Cut a long story short, once we were self researched and educated on Borrelia and co-infections and then found an LLMD who prescribed appropriate and adequate antibiotic and detox treatment.
Once we stopped wasting our time on illiterate and antiquated Doctors and realised the huge involvement that birds have in harbouring Borrelia and co-infections and all of the vectors of these diseases and we stopped being brainwashed by the myth that one has to have seen a Deer or a huge blood engorged tick attached to them for days to get infected with Borrelia, we began to heal.
We treated our skin for the infestation that were actually there, as these birds had left us infested with all of the stages of ticks, including the larvae and nymphs which cannot be seen, even though they infest and feed in multiples, while at the same time vectoring us with these infections, as well as the mites and lice which gave us the co-infections such as Rickettsia and Borrelia recurrentist, which are contagious from human to human, this stage of the disease was being dangerously mis-diagnosed as DOP by the quacks here in Australia.
In the meantime we infected the rest of our immediate family because we were told there was no such human to human contagion issues, just another deadly myth put out by those responsible and who make money from our suffering.
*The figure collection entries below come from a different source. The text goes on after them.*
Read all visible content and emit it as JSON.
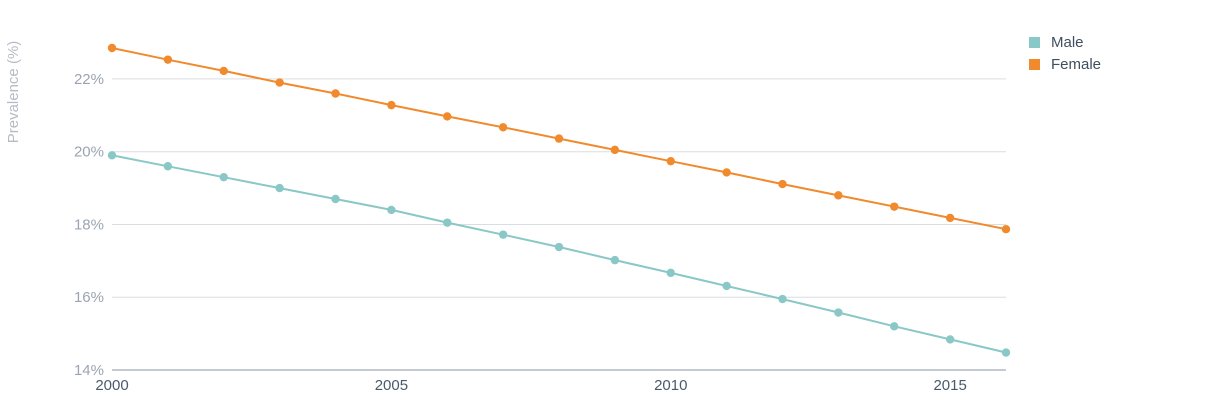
{
  "chart_data": {
    "type": "line",
    "ylabel": "Prevalence (%)",
    "xlabel": "",
    "x": [
      2000,
      2001,
      2002,
      2003,
      2004,
      2005,
      2006,
      2007,
      2008,
      2009,
      2010,
      2011,
      2012,
      2013,
      2014,
      2015,
      2016
    ],
    "xlim": [
      2000,
      2016
    ],
    "ylim": [
      14,
      23.4
    ],
    "x_ticks": [
      2000,
      2005,
      2010,
      2015
    ],
    "y_ticks": [
      14,
      16,
      18,
      20,
      22
    ],
    "y_tick_suffix": "%",
    "grid": "horizontal",
    "legend_position": "top-right",
    "series": [
      {
        "name": "Male",
        "color": "#89c8c6",
        "values": [
          19.9,
          19.6,
          19.3,
          19.0,
          18.7,
          18.4,
          18.05,
          17.72,
          17.38,
          17.02,
          16.67,
          16.31,
          15.95,
          15.58,
          15.2,
          14.84,
          14.48
        ]
      },
      {
        "name": "Female",
        "color": "#f08a2c",
        "values": [
          22.85,
          22.53,
          22.22,
          21.9,
          21.6,
          21.28,
          20.97,
          20.67,
          20.36,
          20.05,
          19.74,
          19.43,
          19.11,
          18.8,
          18.49,
          18.18,
          17.87
        ]
      }
    ]
  }
}
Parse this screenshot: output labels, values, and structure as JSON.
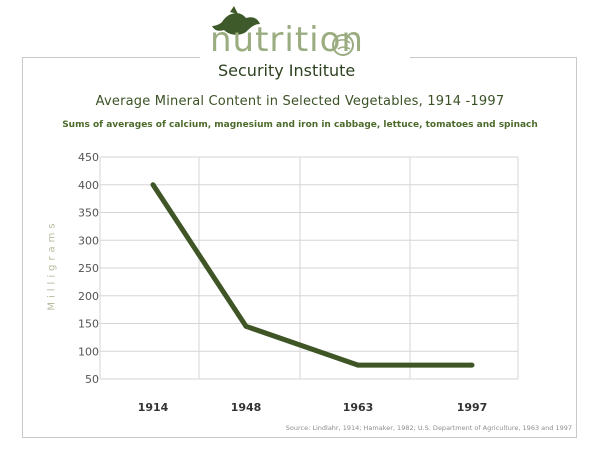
{
  "logo": {
    "word": "nutrition",
    "subtitle": "Security Institute"
  },
  "chart_data": {
    "type": "line",
    "title": "Average Mineral Content in Selected Vegetables, 1914 -1997",
    "subtitle": "Sums of averages of calcium, magnesium and iron in cabbage, lettuce, tomatoes and spinach",
    "ylabel": "Milligrams",
    "xlabel": "",
    "categories": [
      "1914",
      "1948",
      "1963",
      "1997"
    ],
    "values": [
      400,
      145,
      75,
      75
    ],
    "yticks": [
      450,
      400,
      350,
      300,
      250,
      200,
      150,
      100,
      50
    ],
    "ylim": [
      50,
      450
    ],
    "grid": true,
    "line_color": "#3f5525",
    "source": "Source: Lindlahr, 1914; Hamaker, 1982; U.S. Department of Agriculture, 1963 and 1997"
  }
}
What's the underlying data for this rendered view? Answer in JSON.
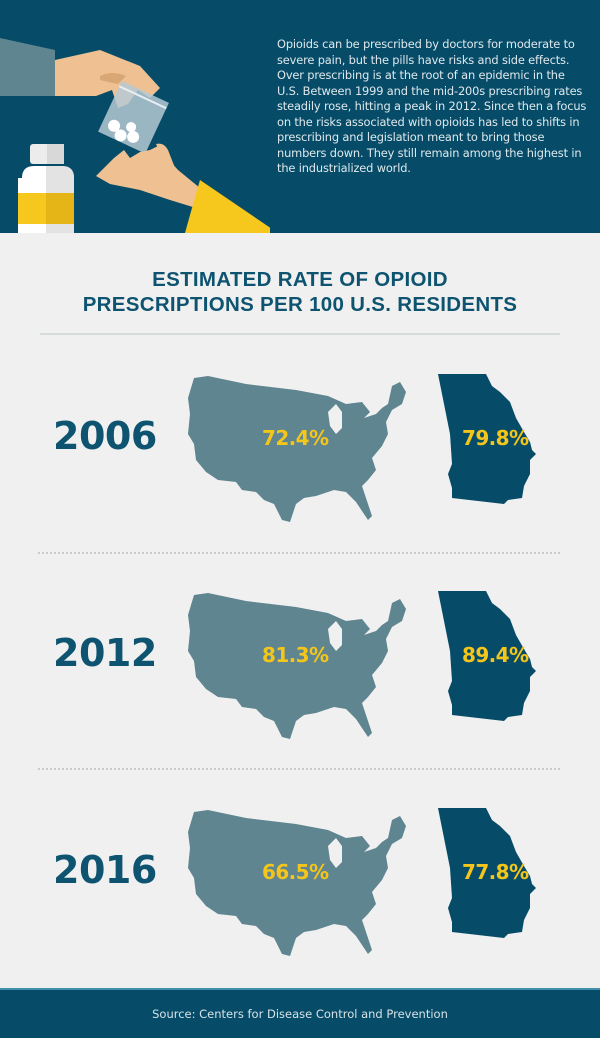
{
  "intro": {
    "text": "Opioids can be prescribed by doctors for moderate to severe pain, but the pills have risks and side effects. Over prescribing is at the root of an epidemic in the U.S. Between 1999 and the mid-200s prescribing rates steadily rose, hitting a peak in 2012. Since then a focus on the risks associated with opioids has led to shifts in prescribing and legislation meant to bring those numbers down. They still remain among the highest in the industrialized world."
  },
  "colors": {
    "navy": "#064c68",
    "us_map": "#5f8590",
    "georgia_map": "#064c68",
    "value_yellow": "#f4c51a",
    "heading_blue": "#0e5470"
  },
  "chart_data": {
    "type": "table",
    "title": "ESTIMATED RATE OF OPIOID PRESCRIPTIONS PER 100 U.S. RESIDENTS",
    "title_lines": [
      "ESTIMATED RATE OF OPIOID",
      "PRESCRIPTIONS PER 100 U.S. RESIDENTS"
    ],
    "categories": [
      "2006",
      "2012",
      "2016"
    ],
    "series": [
      {
        "name": "United States",
        "icon": "us-map-icon",
        "values": [
          72.4,
          81.3,
          66.5
        ],
        "labels": [
          "72.4%",
          "81.3%",
          "66.5%"
        ]
      },
      {
        "name": "Georgia",
        "icon": "georgia-map-icon",
        "values": [
          79.8,
          89.4,
          77.8
        ],
        "labels": [
          "79.8%",
          "89.4%",
          "77.8%"
        ]
      }
    ]
  },
  "footer": {
    "source": "Source: Centers for Disease Control and Prevention"
  }
}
Once we took an 8 month course of a cocktail of antibiotics including all the relevant cyst busters etc, my husband intense pain stopped fairly quickly but it took 8 months of this for our intense fatigue, brian fog as well as my fibrioids and cysts that accumulated in and on my uterus and ovaries and caused, what was being diagnosed as Chrones and IBS, to disintergrate and leave my body.
Yes I watched this leave my body through menstrual cycles once I started the appropriate treatment and now do not have the, wishing I was dead pain and problems that the Borrelia infections caused me 10 plus days out of every month, etc.
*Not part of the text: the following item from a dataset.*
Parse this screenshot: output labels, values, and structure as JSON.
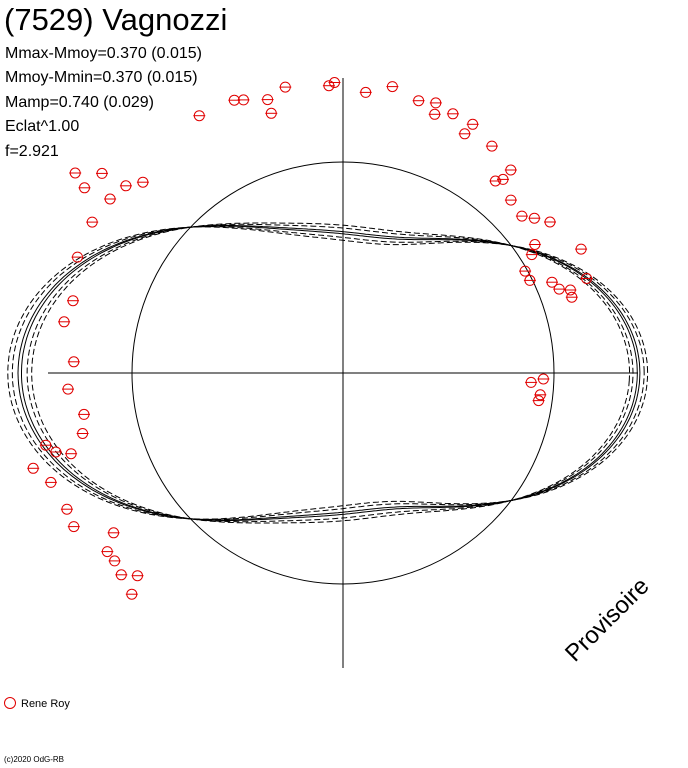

If I had not looked into this myself, forced to as my husband was dying but being refused relevant, adequate or beneficial treatment, he would be either dead or at the very least in a wheel chair still in agony with barely no right leg left from atrophy, or on a quacks prescription of drugs for pain and psychological issues for what little time they would have left him.
And I would still be in pain 10 days a month plus, not being able to eat most foods etc, with no quality of life, plus we would have a more advanced stage of chronic Lyme disease.
I was being told by these Doctors that becasue I was over 30, I should just expect to be suffering as horrendously as I was with an accumulation of fibroids and cysts that were not there before I was vectored with Borrelia infections.
I would like to thank, from the bottom of my heart, people like Allison DeLong, ILADS and the many others, including the Doctors who go out on a limb to do what they took an oath to do, even when the going gets tough.
You are the ones who are changing the course of this inhumane maltreatment and torture, that one would not believe human beings were capable of doing to other human beings, due to them creating, perpetuating and allowing this diabolical treatment of humankind to continue.
Leading to nothing less than genocide, not only for us but our innocent beautiful little children who continually suffer and who have had their youth, health and quality of life stolen from them.
Thank you, what goes around come around and your children will be so proud of your legacy.